EUR/USD softens as US Jobless Claims keep the Dollar supported
The Euro (EUR) edges lower against the US Dollar (USD) on Thursday, with EUR/USD extending its slide as the Greenback builds on recent gains following the release of US weekly labour-market data.
  • EUR/USD extends losses for a fifth straight day as firm US data lifts the Greenback.
  • US Jobless Claims data point to a resilient but gradually cooling labour market.
  • Focus shifts to Friday’s NFP release to gauge the Fed’s near-term policy path.

The Euro (EUR) edges lower against the US Dollar (USD) on Thursday, with EUR/USD extending its slide as the Greenback builds on recent gains following the release of US weekly labour-market data. At the time of writing, EUR/USD trades around 1.1662, remaining on the back foot for a fifth consecutive day.

Data released by the US Department of Labor showed Initial Jobless Claims rose modestly to 208,000 in the week ended January 3, slightly below market expectations of 210,000 but above the previous week’s revised reading of 200,000.

The four-week moving average of Initial Jobless Claims fell to 211,750 from 219,000. Continuing Jobless Claims rose to 1.914 million from 1.858 million, pointing to a gradual increase in the number of people remaining on unemployment benefits.

Meanwhile, Nonfarm Productivity rose sharply to 4.9% in the third quarter from 3.3%, while Unit Labor Costs fell 1.9% after increasing 1% previously.

In reaction to the data, the US Dollar continues to firm, extending its advance for a third consecutive day.

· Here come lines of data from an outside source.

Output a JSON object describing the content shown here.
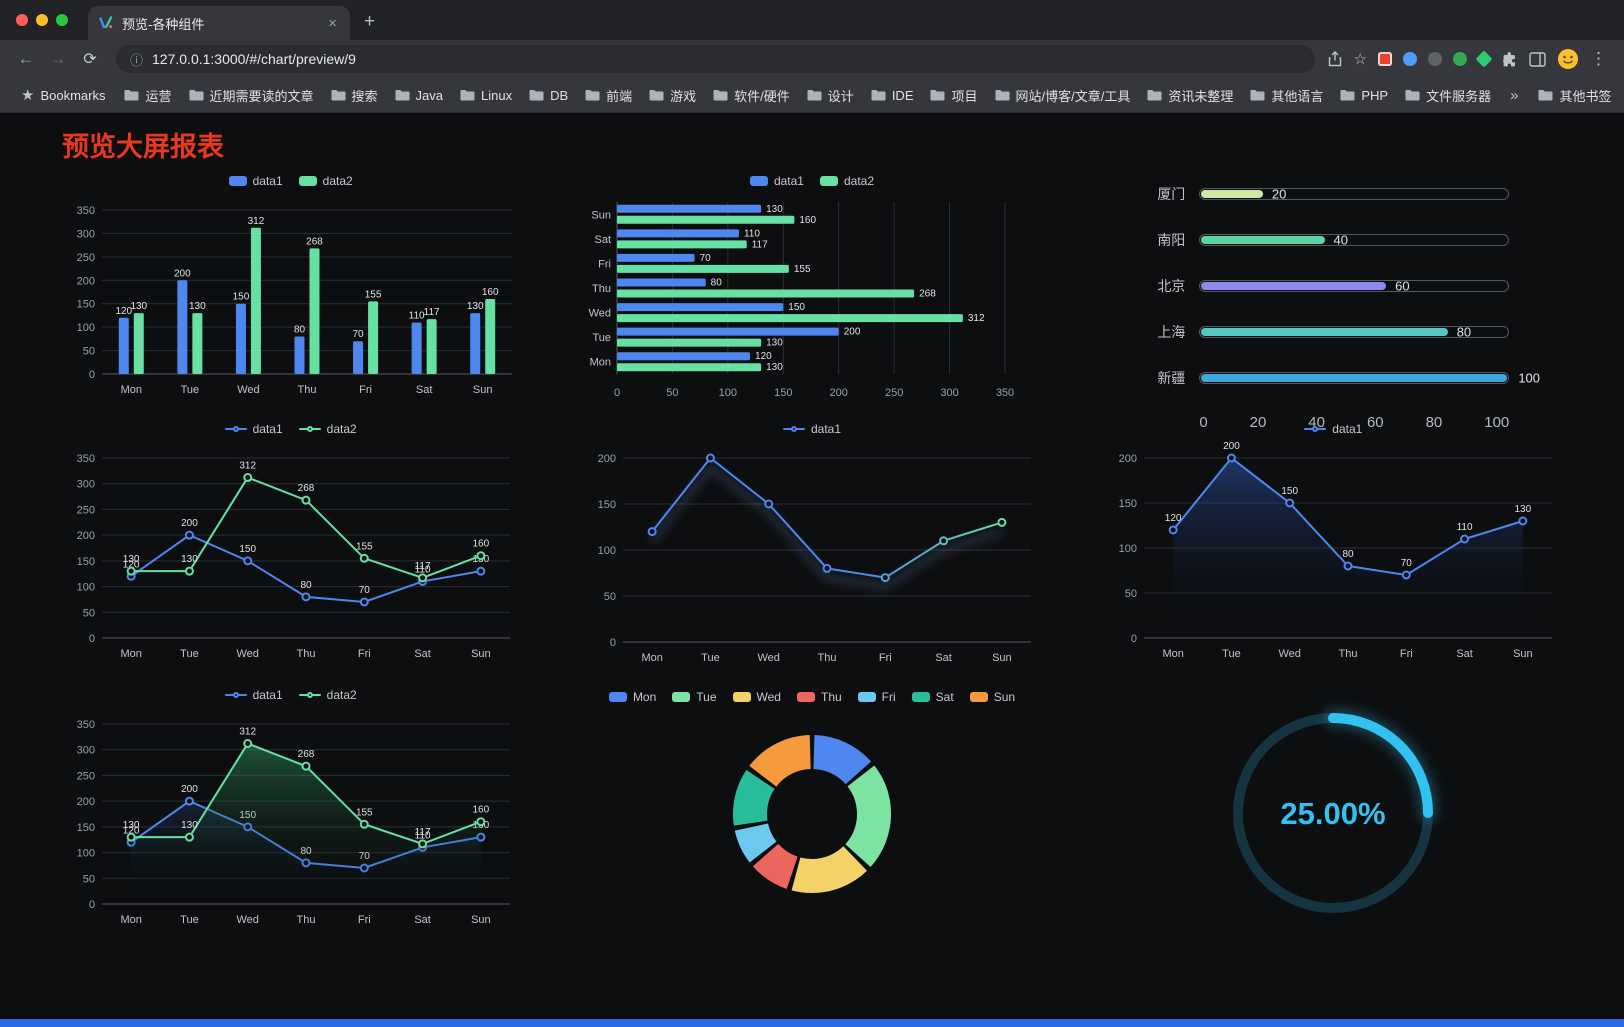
{
  "window_controls": {
    "close_color": "#ff5f57",
    "minimize_color": "#febc2e",
    "zoom_color": "#28c840"
  },
  "tab": {
    "title": "预览-各种组件",
    "close_label": "×",
    "new_tab_label": "+"
  },
  "toolbar": {
    "back": "←",
    "forward": "→",
    "reload": "⟳",
    "site_info": "ⓘ",
    "url": "127.0.0.1:3000/#/chart/preview/9",
    "bookmark_star": "☆",
    "menu": "⋮"
  },
  "bookmarks": {
    "manager": "Bookmarks",
    "items": [
      "运营",
      "近期需要读的文章",
      "搜索",
      "Java",
      "Linux",
      "DB",
      "前端",
      "游戏",
      "软件/硬件",
      "设计",
      "IDE",
      "项目",
      "网站/博客/文章/工具",
      "资讯未整理",
      "其他语言",
      "PHP",
      "文件服务器"
    ],
    "overflow": "»",
    "other": "其他书签"
  },
  "page": {
    "title": "预览大屏报表"
  },
  "theme": {
    "page_bg": "#0d0e10",
    "chart_text": "#c2c4c7",
    "axis_text": "#9aa0a6",
    "grid_line": "#2b2e33",
    "axis_line": "#565a60",
    "value_label": "#e0e2e5",
    "title_color": "#e8391d",
    "accent_bottom_bar": "#2b6be4",
    "series_blue": "#4f87f0",
    "series_green": "#67e0a3"
  },
  "chart_data": [
    {
      "id": "grouped-bar",
      "type": "bar",
      "orientation": "vertical",
      "categories": [
        "Mon",
        "Tue",
        "Wed",
        "Thu",
        "Fri",
        "Sat",
        "Sun"
      ],
      "series": [
        {
          "name": "data1",
          "color": "#4f87f0",
          "values": [
            120,
            200,
            150,
            80,
            70,
            110,
            130
          ]
        },
        {
          "name": "data2",
          "color": "#67e0a3",
          "values": [
            130,
            130,
            312,
            268,
            155,
            117,
            160
          ]
        }
      ],
      "ylim": [
        0,
        350
      ],
      "ytick_step": 50,
      "grid": true,
      "legend_position": "top",
      "value_labels": true
    },
    {
      "id": "hbar",
      "type": "bar",
      "orientation": "horizontal",
      "categories": [
        "Mon",
        "Tue",
        "Wed",
        "Thu",
        "Fri",
        "Sat",
        "Sun"
      ],
      "series": [
        {
          "name": "data1",
          "color": "#4f87f0",
          "values": [
            120,
            200,
            150,
            80,
            70,
            110,
            130
          ]
        },
        {
          "name": "data2",
          "color": "#67e0a3",
          "values": [
            130,
            130,
            312,
            268,
            155,
            117,
            160
          ]
        }
      ],
      "xlim": [
        0,
        350
      ],
      "xtick_step": 50,
      "grid": true,
      "legend_position": "top",
      "value_labels": true
    },
    {
      "id": "progress",
      "type": "bar",
      "subtype": "progress-list",
      "categories": [
        "厦门",
        "南阳",
        "北京",
        "上海",
        "新疆"
      ],
      "values": [
        20,
        40,
        60,
        80,
        100
      ],
      "colors": [
        "#cde9a2",
        "#57d6a4",
        "#8c89f0",
        "#55c8c4",
        "#3ba7da"
      ],
      "xlim": [
        0,
        100
      ],
      "xticks": [
        0,
        20,
        40,
        60,
        80,
        100
      ],
      "value_labels": true
    },
    {
      "id": "line-two",
      "type": "line",
      "categories": [
        "Mon",
        "Tue",
        "Wed",
        "Thu",
        "Fri",
        "Sat",
        "Sun"
      ],
      "series": [
        {
          "name": "data1",
          "color": "#4f87f0",
          "values": [
            120,
            200,
            150,
            80,
            70,
            110,
            130
          ]
        },
        {
          "name": "data2",
          "color": "#67e0a3",
          "values": [
            130,
            130,
            312,
            268,
            155,
            117,
            160
          ]
        }
      ],
      "ylim": [
        0,
        350
      ],
      "ytick_step": 50,
      "legend_position": "top",
      "value_labels": true
    },
    {
      "id": "line-gradient",
      "type": "line",
      "categories": [
        "Mon",
        "Tue",
        "Wed",
        "Thu",
        "Fri",
        "Sat",
        "Sun"
      ],
      "series": [
        {
          "name": "data1",
          "color": "#4f87f0",
          "color_end": "#67e0a3",
          "values": [
            120,
            200,
            150,
            80,
            70,
            110,
            130
          ]
        }
      ],
      "ylim": [
        0,
        200
      ],
      "ytick_step": 50,
      "legend_position": "top",
      "value_labels": false,
      "shadow": true
    },
    {
      "id": "line-area",
      "type": "line",
      "categories": [
        "Mon",
        "Tue",
        "Wed",
        "Thu",
        "Fri",
        "Sat",
        "Sun"
      ],
      "series": [
        {
          "name": "data1",
          "color": "#4f87f0",
          "area": true,
          "area_color": "rgba(50,95,190,0.5)",
          "values": [
            120,
            200,
            150,
            80,
            70,
            110,
            130
          ]
        }
      ],
      "ylim": [
        0,
        200
      ],
      "ytick_step": 50,
      "legend_position": "top",
      "value_labels": true
    },
    {
      "id": "area-two",
      "type": "line",
      "categories": [
        "Mon",
        "Tue",
        "Wed",
        "Thu",
        "Fri",
        "Sat",
        "Sun"
      ],
      "series": [
        {
          "name": "data1",
          "color": "#4f87f0",
          "area": true,
          "area_color": "rgba(40,80,150,0.28)",
          "values": [
            120,
            200,
            150,
            80,
            70,
            110,
            130
          ]
        },
        {
          "name": "data2",
          "color": "#67e0a3",
          "area": true,
          "area_color": "rgba(60,190,120,0.4)",
          "values": [
            130,
            130,
            312,
            268,
            155,
            117,
            160
          ]
        }
      ],
      "ylim": [
        0,
        350
      ],
      "ytick_step": 50,
      "legend_position": "top",
      "value_labels": true
    },
    {
      "id": "donut",
      "type": "pie",
      "inner_radius_ratio": 0.6,
      "categories": [
        "Mon",
        "Tue",
        "Wed",
        "Thu",
        "Fri",
        "Sat",
        "Sun"
      ],
      "values": [
        120,
        200,
        150,
        80,
        70,
        110,
        130
      ],
      "colors": [
        "#4f87f0",
        "#7de3a2",
        "#f3d368",
        "#ec6660",
        "#6cc8ee",
        "#27bf9b",
        "#f59a3d"
      ],
      "legend_position": "top"
    },
    {
      "id": "gauge",
      "type": "gauge",
      "value": 25,
      "label": "25.00%",
      "color": "#33c1f0",
      "track_color": "#163340"
    }
  ]
}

The US Dollar Index (DXY), which tracks the Greenback against a basket of six major currencies, is trading around 98.88, its highest level since December 10.

The data follow Wednesday’s mixed US labour signals. The ADP Employment Change report showed private payrolls increased by 41,000 in December, below expectations of 47,000 but reversing the previous month’s decline of 29,000. Separately, JOLTS data showed job openings fell to 7.146 million in November from 7.449 million, undershooting forecasts of 7.6 million.

Overall, the data suggest the US labour market is still in decent shape but is showing tentative signs of cooling. Attention now turns to Friday’s Nonfarm Payrolls (NFP) report, with economists forecasting a 60,000 rise in payrolls, following a 64,000 gain in the prior month. The outcome is likely to play a key role in shaping near-term Federal Reserve (Fed) expectations, with markets currently pricing in around two interest-rate cuts later this year.

Fed Governor Stephen Miran, whose term is set to end later this month, reiterated his dovish stance on Thursday. Miran said he is looking for about 150 basis points of rate cuts in 2026 and flagging concern that the Fed may be running unnecessary risks to the labour market.He added that rates remain materially above neutral.

Economic Indicator

Nonfarm Payrolls

The Nonfarm Payrolls release presents the number of new jobs created in the US during the previous month in all non-agricultural businesses; it is released by the US Bureau of Labor Statistics (BLS). The monthly changes in payrolls can be extremely volatile. The number is also subject to strong reviews, which can also trigger volatility in the Forex board. Generally speaking, a high reading is seen as bullish for the US Dollar (USD), while a low reading is seen as bearish, although previous months' reviews ​and the Unemployment Rate are as relevant as the headline figure. The market's reaction, therefore, depends on how the market assesses all the data contained in the BLS report as a whole.

Read more.

Next release: Fri Jan 09, 2026 13:30

Frequency: Monthly

Consensus: 60K

Previous: 64K

Source: US Bureau of Labor Statistics

America’s monthly jobs report is considered the most important economic indicator for forex traders. Released on the first Friday following the reported month, the change in the number of positions is closely correlated with the overall performance of the economy and is monitored by policymakers. Full employment is one of the Federal Reserve’s mandates and it considers developments in the labor market when setting its policies, thus impacting currencies. Despite several leading indicators shaping estimates, Nonfarm Payrolls tend to surprise markets and trigger substantial volatility. Actual figures beating the consensus tend to be USD bullish.